PMI Group Inc., the second-largest U.S. mortgage insurer, posted its first quarterly loss since its 1995 public offering as borrowers were unable to keep up with higher payments after their ``teaser'' rates expired. The company fell 10 percent in New York trading and a rating firm downgraded its debt.
U.S. home foreclosures doubled in September from a year earlier as subprime homeowners struggled with payments, according to RealtyTrac Inc. MGIC Investment Corp, the largest mortgage insurer, also reported its first quarterly loss this month and predicted it won't be profitable in 2008. Mortgage insurers help reimburse home lenders when borrowers don't pay.

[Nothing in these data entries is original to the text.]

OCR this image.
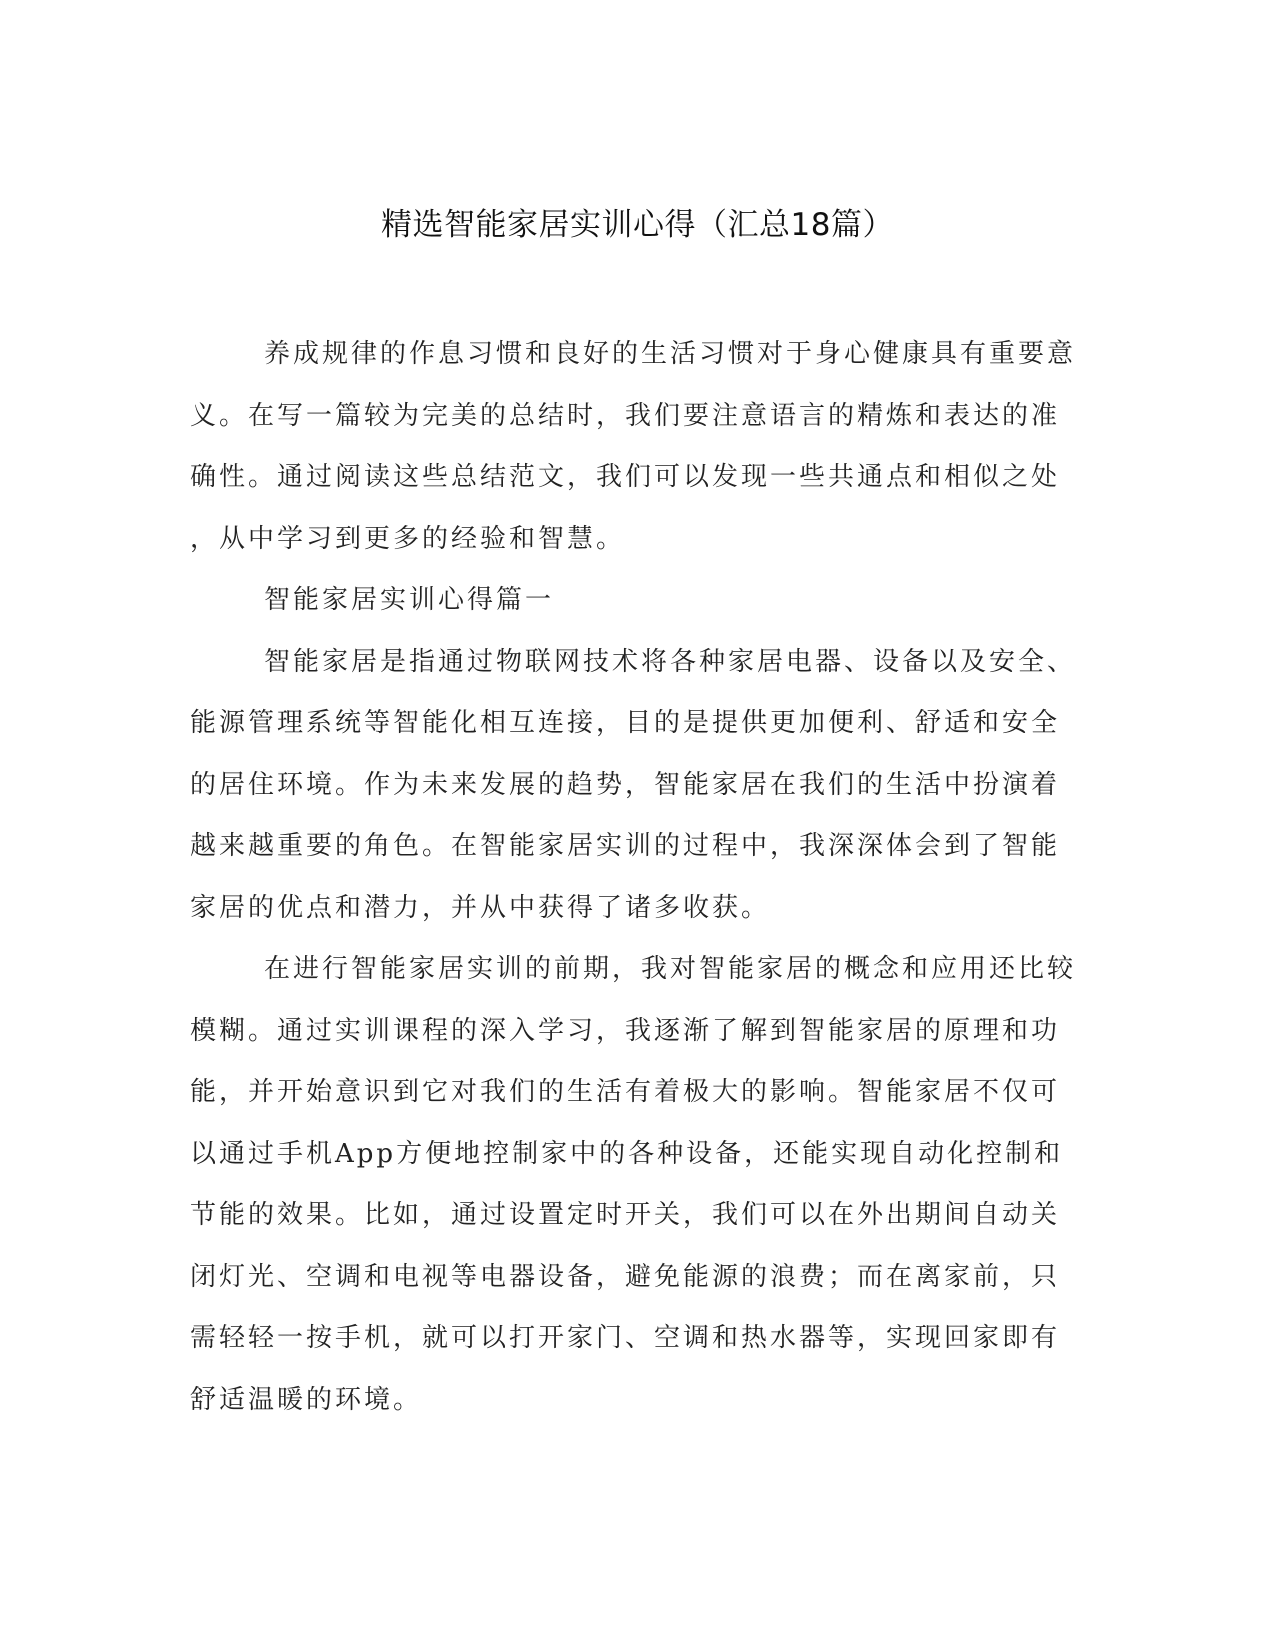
精选智能家居实训心得（汇总18篇）
养成规律的作息习惯和良好的生活习惯对于身心健康具有重要意
义。在写一篇较为完美的总结时，我们要注意语言的精炼和表达的准
确性。通过阅读这些总结范文，我们可以发现一些共通点和相似之处
，从中学习到更多的经验和智慧。
智能家居实训心得篇一
智能家居是指通过物联网技术将各种家居电器、设备以及安全、
能源管理系统等智能化相互连接，目的是提供更加便利、舒适和安全
的居住环境。作为未来发展的趋势，智能家居在我们的生活中扮演着
越来越重要的角色。在智能家居实训的过程中，我深深体会到了智能
家居的优点和潜力，并从中获得了诸多收获。
在进行智能家居实训的前期，我对智能家居的概念和应用还比较
模糊。通过实训课程的深入学习，我逐渐了解到智能家居的原理和功
能，并开始意识到它对我们的生活有着极大的影响。智能家居不仅可
以通过手机App方便地控制家中的各种设备，还能实现自动化控制和
节能的效果。比如，通过设置定时开关，我们可以在外出期间自动关
闭灯光、空调和电视等电器设备，避免能源的浪费；而在离家前，只
需轻轻一按手机，就可以打开家门、空调和热水器等，实现回家即有
舒适温暖的环境。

``The mortgage insurance industry at large is heading directly into the meat of the most challenging year or two in its history,'' said Seth Glasser, a credit analyst at Barclays Capital Inc. in a note to investors. He reiterated his ``underweight'' rating for PMI.
``The speed and the depth of the deterioration we saw in the third quarter, and in particular the month of September, was greater than we had expected,'' Smith said. Borrowers in California, Florida, Michigan, Indiana, Ohio and Illinois defaulted at rates exceeding the rest of the country, he said.
Anyone who is even thinking about calling a bottom in housing right now is just not paying attention to the underlying facts.